The sadistic hook? Should the gunner miss any of the targets, he or she would then have to cycle the one-kilometre circuit again before receiving another five bullets. This would continue until all five targets are knocked down.

Pete's brashness was well-earned, as Mickey explained: "Pete's been shooting rifles since he was four so I'm like, 'Pete, this is all you."'

Pete then went 0-for-5 on his first attempt from the range and would require seven more attempts before moving on. Indeed, the rate of success at this challenge seemed in certain circumstances almost inversely proportional to one's shooting experience.

Sukhi characteristically set eyes to rolling with a frantic series of questions about how to hold a gun, then proceeded to hit four out of five targets on her first try.

Natalie also had an 80 per cent success rate on her inaugural attempt (surprise, surprise), while Alain was the only one to ace the field on his first try, thus sending the actor and his animated partner to their first leg victory -- earning a sun vacation and $3,000 in the process.

"Remind me never to let you buy a gun," quipped Audrey on their way out.

For those who did struggle, however, it was easy for the challenge to spiral out of control, since precision aiming only becomes harder when one is breathlessly cycling laps in between shots.

"Who designs these tests? Satan?" demanded Rex, whose team narrowly avoided elimination then happily crowed: "The old folks are in it still!"

No one endured the torment that Nicole did, however. It was 13 attempts before she managed to hit even one of the targets. And it was on her 22nd try, her vision muddled by tears and the rest of the pack long gone, that she finally managed to snipe the final objective.

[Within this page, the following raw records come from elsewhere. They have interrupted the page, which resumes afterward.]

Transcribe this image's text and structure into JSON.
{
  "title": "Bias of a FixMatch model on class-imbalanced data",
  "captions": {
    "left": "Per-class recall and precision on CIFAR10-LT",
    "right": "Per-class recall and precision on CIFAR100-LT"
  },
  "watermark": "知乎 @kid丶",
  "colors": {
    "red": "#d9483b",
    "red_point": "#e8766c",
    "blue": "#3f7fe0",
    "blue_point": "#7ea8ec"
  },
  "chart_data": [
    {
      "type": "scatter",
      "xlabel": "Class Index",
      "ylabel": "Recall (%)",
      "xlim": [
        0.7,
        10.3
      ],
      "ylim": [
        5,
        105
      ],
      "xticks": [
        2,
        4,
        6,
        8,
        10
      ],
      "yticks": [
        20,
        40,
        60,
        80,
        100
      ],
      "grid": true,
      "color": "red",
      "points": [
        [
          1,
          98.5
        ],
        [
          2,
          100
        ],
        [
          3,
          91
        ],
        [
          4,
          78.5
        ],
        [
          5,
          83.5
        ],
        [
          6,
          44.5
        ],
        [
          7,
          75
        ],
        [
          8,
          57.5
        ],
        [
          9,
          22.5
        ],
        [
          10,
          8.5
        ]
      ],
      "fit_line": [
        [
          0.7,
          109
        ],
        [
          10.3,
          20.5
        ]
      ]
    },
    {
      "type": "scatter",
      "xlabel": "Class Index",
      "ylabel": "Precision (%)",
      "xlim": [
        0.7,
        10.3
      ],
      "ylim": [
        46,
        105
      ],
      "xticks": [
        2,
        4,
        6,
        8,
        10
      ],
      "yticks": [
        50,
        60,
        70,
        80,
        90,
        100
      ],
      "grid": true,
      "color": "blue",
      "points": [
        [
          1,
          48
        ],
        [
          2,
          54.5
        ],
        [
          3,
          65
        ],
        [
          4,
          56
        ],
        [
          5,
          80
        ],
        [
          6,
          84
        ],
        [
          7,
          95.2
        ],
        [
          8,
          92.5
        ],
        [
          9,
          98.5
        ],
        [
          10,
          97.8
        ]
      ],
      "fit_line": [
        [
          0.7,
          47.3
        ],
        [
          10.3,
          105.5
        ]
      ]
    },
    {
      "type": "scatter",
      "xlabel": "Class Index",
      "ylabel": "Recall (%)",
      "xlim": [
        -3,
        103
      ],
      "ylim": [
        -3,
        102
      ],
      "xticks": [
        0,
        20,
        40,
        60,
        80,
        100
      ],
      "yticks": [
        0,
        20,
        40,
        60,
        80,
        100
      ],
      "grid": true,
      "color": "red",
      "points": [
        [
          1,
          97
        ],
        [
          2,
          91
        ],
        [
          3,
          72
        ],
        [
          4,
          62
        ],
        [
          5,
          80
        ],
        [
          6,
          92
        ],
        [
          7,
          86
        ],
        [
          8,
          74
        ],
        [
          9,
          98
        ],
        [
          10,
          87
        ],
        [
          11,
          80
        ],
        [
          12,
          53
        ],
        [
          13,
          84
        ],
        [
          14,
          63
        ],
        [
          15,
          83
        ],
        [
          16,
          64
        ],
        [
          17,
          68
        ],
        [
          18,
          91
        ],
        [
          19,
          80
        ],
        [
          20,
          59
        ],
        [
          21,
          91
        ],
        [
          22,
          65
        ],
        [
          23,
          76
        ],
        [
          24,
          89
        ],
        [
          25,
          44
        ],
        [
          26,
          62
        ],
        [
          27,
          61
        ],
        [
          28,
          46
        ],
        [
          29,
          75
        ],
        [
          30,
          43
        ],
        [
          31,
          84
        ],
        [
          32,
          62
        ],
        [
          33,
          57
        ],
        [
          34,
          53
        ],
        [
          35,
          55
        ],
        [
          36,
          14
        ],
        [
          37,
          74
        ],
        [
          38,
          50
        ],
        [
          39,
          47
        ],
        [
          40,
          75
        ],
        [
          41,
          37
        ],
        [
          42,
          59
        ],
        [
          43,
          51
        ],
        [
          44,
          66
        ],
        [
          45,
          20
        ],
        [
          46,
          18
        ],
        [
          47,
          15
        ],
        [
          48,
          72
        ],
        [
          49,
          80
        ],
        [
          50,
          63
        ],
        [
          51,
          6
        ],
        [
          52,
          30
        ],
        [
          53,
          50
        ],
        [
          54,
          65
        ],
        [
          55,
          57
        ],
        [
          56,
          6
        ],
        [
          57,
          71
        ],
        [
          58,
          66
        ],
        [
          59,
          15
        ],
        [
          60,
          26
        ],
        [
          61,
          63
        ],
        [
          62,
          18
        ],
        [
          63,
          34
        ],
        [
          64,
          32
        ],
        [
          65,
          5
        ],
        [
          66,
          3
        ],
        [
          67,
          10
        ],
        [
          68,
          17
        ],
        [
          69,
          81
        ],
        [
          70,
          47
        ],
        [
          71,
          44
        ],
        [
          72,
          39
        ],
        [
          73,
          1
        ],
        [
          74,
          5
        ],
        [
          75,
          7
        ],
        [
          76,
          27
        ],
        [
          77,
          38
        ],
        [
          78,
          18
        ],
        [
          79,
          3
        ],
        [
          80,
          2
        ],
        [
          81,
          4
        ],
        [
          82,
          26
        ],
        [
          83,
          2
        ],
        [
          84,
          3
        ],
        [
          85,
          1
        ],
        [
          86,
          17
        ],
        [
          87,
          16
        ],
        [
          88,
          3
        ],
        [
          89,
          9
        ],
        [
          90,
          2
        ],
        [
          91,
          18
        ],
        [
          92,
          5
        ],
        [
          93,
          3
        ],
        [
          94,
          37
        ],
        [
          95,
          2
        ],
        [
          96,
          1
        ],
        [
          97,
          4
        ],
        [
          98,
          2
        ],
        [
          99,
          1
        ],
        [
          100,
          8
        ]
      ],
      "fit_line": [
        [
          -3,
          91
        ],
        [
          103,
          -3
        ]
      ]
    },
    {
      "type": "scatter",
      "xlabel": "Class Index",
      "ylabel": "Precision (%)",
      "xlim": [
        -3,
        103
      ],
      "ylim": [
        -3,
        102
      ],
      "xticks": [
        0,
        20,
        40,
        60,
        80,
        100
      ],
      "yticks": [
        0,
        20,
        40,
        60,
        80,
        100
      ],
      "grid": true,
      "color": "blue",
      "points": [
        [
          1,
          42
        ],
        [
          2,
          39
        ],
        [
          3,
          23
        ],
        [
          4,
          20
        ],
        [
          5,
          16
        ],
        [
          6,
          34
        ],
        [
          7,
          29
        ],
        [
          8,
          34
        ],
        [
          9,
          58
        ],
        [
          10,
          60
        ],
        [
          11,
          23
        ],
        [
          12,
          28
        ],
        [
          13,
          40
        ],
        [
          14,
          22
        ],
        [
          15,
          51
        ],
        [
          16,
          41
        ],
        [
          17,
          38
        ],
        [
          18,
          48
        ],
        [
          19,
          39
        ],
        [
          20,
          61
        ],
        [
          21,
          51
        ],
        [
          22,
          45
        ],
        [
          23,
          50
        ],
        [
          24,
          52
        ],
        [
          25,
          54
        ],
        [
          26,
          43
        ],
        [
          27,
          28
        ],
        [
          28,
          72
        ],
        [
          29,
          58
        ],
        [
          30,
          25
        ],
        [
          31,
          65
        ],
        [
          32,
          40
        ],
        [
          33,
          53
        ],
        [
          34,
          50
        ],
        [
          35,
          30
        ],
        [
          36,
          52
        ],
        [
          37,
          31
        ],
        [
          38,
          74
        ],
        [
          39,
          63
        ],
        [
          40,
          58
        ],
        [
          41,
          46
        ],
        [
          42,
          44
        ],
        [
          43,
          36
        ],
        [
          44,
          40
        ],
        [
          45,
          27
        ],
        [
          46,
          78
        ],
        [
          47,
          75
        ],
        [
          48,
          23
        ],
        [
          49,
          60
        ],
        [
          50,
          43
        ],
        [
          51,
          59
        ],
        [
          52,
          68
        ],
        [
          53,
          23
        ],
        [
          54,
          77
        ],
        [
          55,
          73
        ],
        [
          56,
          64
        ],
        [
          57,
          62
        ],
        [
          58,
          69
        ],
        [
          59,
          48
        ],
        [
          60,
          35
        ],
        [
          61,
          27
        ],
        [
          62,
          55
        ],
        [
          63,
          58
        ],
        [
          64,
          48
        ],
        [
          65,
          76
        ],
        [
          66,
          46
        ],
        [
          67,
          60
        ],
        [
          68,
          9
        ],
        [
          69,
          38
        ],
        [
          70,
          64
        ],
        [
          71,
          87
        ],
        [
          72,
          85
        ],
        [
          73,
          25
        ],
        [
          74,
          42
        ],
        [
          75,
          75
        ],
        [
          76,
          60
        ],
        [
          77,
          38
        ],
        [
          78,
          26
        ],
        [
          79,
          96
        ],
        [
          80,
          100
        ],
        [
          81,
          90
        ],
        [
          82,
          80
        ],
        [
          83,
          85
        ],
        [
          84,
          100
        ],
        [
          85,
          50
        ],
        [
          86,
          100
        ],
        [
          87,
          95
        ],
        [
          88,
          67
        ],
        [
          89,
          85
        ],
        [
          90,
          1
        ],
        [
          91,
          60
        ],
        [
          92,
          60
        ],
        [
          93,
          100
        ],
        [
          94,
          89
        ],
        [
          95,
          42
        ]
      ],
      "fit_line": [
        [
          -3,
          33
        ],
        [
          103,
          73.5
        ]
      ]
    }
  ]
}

When they started the race, Cormac was 19 -- the same age as Nicole when she gave birth to him. As she doggedly cycled nearly two-dozen kilometres to complete a race she had already lost, she was motivated by a genetic aversion to quitting she hoped to pass on to her son.

"My mom was a single mom," she said. "She taught me what it was to work hard. She taught me you always finish what you start.

"I don't care what the outcome is to this. I'm going to stay here and shoot this till it's done."

That she did, and although she missed out on the next leg of the race -- which coincidentally will take teams to the Fosters' home of Winnipeg -- she did earn the admiration of her oldest child.

"I'm very proud of her," he said simply.